Without Mark’s help I’d be lost. I called his store. “Can we talk about this,
please?” I asked.

“There isn’t anything to talk about.”

“Sure there is. How about we meet for a coffee at The
Chocolate Ear. Say 5:30? I’ll buy. Please?”

He sighed. “All right.”

I hung up and took Rochester for a walk around Friar Lake,
checking on progress. Plumbers had begun work in the gutted dormitories,
electricians were in the kitchen, and the pews had been stacked to one side of
the chapel.

It was interesting to see the way the basic structure of the
old buildings had been preserved: slate roof, stone buttresses, stained glass
windows in the chapel. Eastern’s campus was the same way – old buildings repurposed
for new uses, new ones constructed to fit into the overall look of the campus.  Even
the Meeting House in Stewart’s Crossing was a mix of original construction and
later renovation, so that the long-ago vision of those first Quakers was still
evident to today’s worshippers.

Rochester’s discovery of the tennis sneaker, only two weeks
before, had shown us that what had happened back in 1969 could still have
reverberations for the people who survived those years. I was still tempted to
hack, and Rick’s frequent references to those activities showed me he sometimes
thought of me as an unrepentant criminal.
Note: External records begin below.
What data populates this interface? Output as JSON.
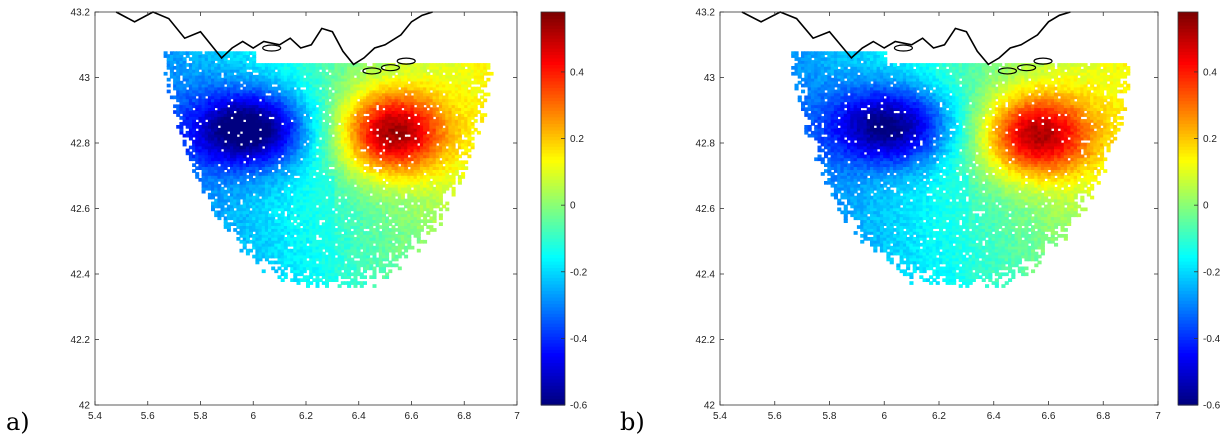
{
  "panels": [
    {
      "label": "a)",
      "xaxis": {
        "ticks": [
          "5.4",
          "5.6",
          "5.8",
          "6",
          "6.2",
          "6.4",
          "6.6",
          "6.8",
          "7"
        ],
        "range": [
          5.4,
          7.0
        ]
      },
      "yaxis": {
        "ticks": [
          "42",
          "42.2",
          "42.4",
          "42.6",
          "42.8",
          "43",
          "43.2"
        ],
        "range": [
          42.0,
          43.2
        ]
      },
      "colorbar": {
        "ticks": [
          "0.4",
          "0.2",
          "0",
          "-0.2",
          "-0.4",
          "-0.6"
        ],
        "range": [
          -0.6,
          0.58
        ],
        "colormap": "jet"
      },
      "field": {
        "negative_center": [
          5.98,
          42.84
        ],
        "positive_center": [
          6.52,
          42.83
        ],
        "min_value": -0.55,
        "max_value": 0.55
      }
    },
    {
      "label": "b)",
      "xaxis": {
        "ticks": [
          "5.4",
          "5.6",
          "5.8",
          "6",
          "6.2",
          "6.4",
          "6.6",
          "6.8",
          "7"
        ],
        "range": [
          5.4,
          7.0
        ]
      },
      "yaxis": {
        "ticks": [
          "42",
          "42.2",
          "42.4",
          "42.6",
          "42.8",
          "43",
          "43.2"
        ],
        "range": [
          42.0,
          43.2
        ]
      },
      "colorbar": {
        "ticks": [
          "0.4",
          "0.2",
          "0",
          "-0.2",
          "-0.4",
          "-0.6"
        ],
        "range": [
          -0.6,
          0.58
        ],
        "colormap": "jet"
      },
      "field": {
        "negative_center": [
          6.02,
          42.85
        ],
        "positive_center": [
          6.55,
          42.82
        ],
        "min_value": -0.5,
        "max_value": 0.52
      }
    }
  ],
  "coastline": {
    "color": "#000000",
    "points": [
      [
        5.48,
        43.2
      ],
      [
        5.55,
        43.17
      ],
      [
        5.62,
        43.2
      ],
      [
        5.68,
        43.18
      ],
      [
        5.74,
        43.12
      ],
      [
        5.8,
        43.14
      ],
      [
        5.84,
        43.1
      ],
      [
        5.88,
        43.06
      ],
      [
        5.92,
        43.09
      ],
      [
        5.96,
        43.11
      ],
      [
        6.0,
        43.09
      ],
      [
        6.04,
        43.11
      ],
      [
        6.1,
        43.1
      ],
      [
        6.14,
        43.12
      ],
      [
        6.18,
        43.09
      ],
      [
        6.22,
        43.1
      ],
      [
        6.26,
        43.15
      ],
      [
        6.3,
        43.14
      ],
      [
        6.34,
        43.08
      ],
      [
        6.38,
        43.04
      ],
      [
        6.42,
        43.06
      ],
      [
        6.46,
        43.09
      ],
      [
        6.5,
        43.1
      ],
      [
        6.56,
        43.13
      ],
      [
        6.6,
        43.17
      ],
      [
        6.64,
        43.19
      ],
      [
        6.68,
        43.2
      ]
    ]
  }
}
Our romantic histories were still with us, too. My ideas
about women had been formed by my marriage to Mary, and I knew I was moving
more carefully with Lili because of them. She had her own past love life – two
ex-husbands and various other flings. Rick’s marriage had imploded when his
wife left him for a firefighter; Tamsen’s husband died a war hero; and Mark had
been treated badly by boyfriends. Even Gail must have had problems with that
ex-boyfriend who’d roomed with Declan.

We all had our talents, too. Lili was an excellent
photographer and teacher. Mark had design skills, Rick was a dogged
investigator. Gail was a terrific baker, and Declan had managed to begin his
career and get the work permit he needed to stay in the States. I knew I was a
decent writer and a competent teacher – but what if my one true skill was
hacking, which was illegal? How could I leave my past behind if it meant also
giving up the thing I was really good at?

I wondered if we could put together a program that would
explore some of the conflicts from the sixties, and the reverberations that
were still with us today. Maybe a history professor could sketch out the
timeline, and someone from sociology talk about the long-lasting effects of the
war on our country.

I was once again excited about my job, and hurried back to
my office, tugging Rochester along, so I could get back to work.

35 – Café Confrontation

By the end of the day, I had the outline of a program on “The
1960s and Beyond” prepared and I was researching recruiting faculty to carry it
out. I was so caught up in ideas that it took me a minute to recognize that my cell
was ringing.

“Hey, Rick,” I said, the phone cradled at my ear, still
typing possibilities.

“Finished up with Dr. Bobeaux, aka Peter Breaux,” he said.
“It’s an interesting story. What did you think of it?”

“Lili believes him, and I guess I do, too. Did you ask him
about the cash?”

“He swears he didn’t know Lamprey was carrying any money. He
said he had about a hundred bucks of his own, that’s all. And when I pressed
him, he started telling me all this stuff he did in Canada to make money before
his scholarships kicked in.”

“You want to compare notes on what he told you versus what
he told Lili and me?”

“Yeah, that’s probably a good idea.”

We made plans to meet at The Chocolate Ear for a few minutes
before my rendezvous with Mark Figueroa. “Hey, did you ever get a chance to
look around for shell casings where somebody shot at me last night?”